I have a Bokeh server app which does the following:
Loads data from a database (~8,000 rows * 100 columns) into a column data source.
Creates a linked figure and table (figure shows 4 columns of the data, table shows 8), the table uses a 2nd column data source which is initialized with the required columns and 1 row of data per column.
I add a periodic_callback every 1000 ms which does two things:
-manually sets the y-axis range such that it fits to the data being show.
-if a row in the table is clicked, it will center the figure onto the corresponding data point
- There is also a “Select” widget which loads different rows into the table, corresponding with preset filters on the data.
Ex: If data loaded from the DB, saved in the column data source looks like this:
index | value | filter1
0 | 0.3 | 1
1 | 0.5 | 0
2 | 0.6 | 1
The select widget would have the preset filter “filter1=0” or “filter1=1”, which then renders the corresponding rows in the table. It works by converting the main CDS to a dataframe, filtering the df on a predetermined criteria, and then updating the table CDS to contain the new filtered data.
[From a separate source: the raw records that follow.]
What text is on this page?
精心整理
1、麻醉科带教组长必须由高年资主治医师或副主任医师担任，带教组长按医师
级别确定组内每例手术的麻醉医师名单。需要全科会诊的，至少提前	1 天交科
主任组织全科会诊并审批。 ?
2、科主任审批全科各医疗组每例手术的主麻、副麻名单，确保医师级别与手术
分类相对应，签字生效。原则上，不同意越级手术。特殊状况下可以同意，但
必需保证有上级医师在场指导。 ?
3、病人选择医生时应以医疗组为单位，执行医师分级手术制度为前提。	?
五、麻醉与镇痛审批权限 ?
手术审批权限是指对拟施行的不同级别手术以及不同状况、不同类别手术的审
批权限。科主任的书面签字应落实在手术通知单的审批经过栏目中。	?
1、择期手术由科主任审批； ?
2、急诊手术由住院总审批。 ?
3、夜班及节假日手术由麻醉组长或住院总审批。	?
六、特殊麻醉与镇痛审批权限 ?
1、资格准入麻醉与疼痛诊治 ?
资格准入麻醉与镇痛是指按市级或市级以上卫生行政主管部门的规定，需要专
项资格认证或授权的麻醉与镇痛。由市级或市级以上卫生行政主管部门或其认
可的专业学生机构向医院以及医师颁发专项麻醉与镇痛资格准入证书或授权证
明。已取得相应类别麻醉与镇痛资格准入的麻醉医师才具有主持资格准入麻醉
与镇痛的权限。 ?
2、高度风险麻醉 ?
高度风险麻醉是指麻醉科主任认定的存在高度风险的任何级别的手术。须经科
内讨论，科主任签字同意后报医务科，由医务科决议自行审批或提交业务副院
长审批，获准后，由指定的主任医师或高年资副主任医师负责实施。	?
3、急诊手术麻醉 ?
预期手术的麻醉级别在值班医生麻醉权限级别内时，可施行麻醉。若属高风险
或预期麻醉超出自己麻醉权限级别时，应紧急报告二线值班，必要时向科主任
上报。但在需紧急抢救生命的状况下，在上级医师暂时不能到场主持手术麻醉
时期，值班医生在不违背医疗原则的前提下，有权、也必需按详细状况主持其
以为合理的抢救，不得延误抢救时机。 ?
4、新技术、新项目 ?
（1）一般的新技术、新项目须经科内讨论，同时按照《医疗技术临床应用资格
This all works very quickly after the first filtering is done. However, the initialization can be very slow.
A breakdown is roughly:
About 1 minute from launching the app to having data render on the figure. This is reasonable and I believe the added latency is from loading the data from the database
The first time my “select” widget is changed it takes 2-3 minutes to load the initial group of data into the table. After this initial 2-3 minute load any new updates happen very quickly, typically only taking 2-5 seconds. I have noticed that during this first change the periodic_callback stops running.
The database should only ever get queried once on the initial load so I do not think that is causing the issue. I assume that if the plot is already rendered then all of the data is loaded, unless there is some sort of lazy evaluation Im unaware of behind the scenes.
It is very unpleasant to have the plot render and function normally, then have it freeze for 3 minutes while the first table update is done.
I am hoping to find that:
I am missing some sort of optimization which is causing this initial filter to be slow.
If there is someway to automate running this initial filter on load it would be more pleasant for the user. Rather than: wait 1 minute for launch, appears to be working, select filter, wait 3 minutes for filter, use as normal it would create the flow: wait 4 minutes for launch, use as normal. This is not ideal, but I think would be much better than the current state.
Any help is appreciated.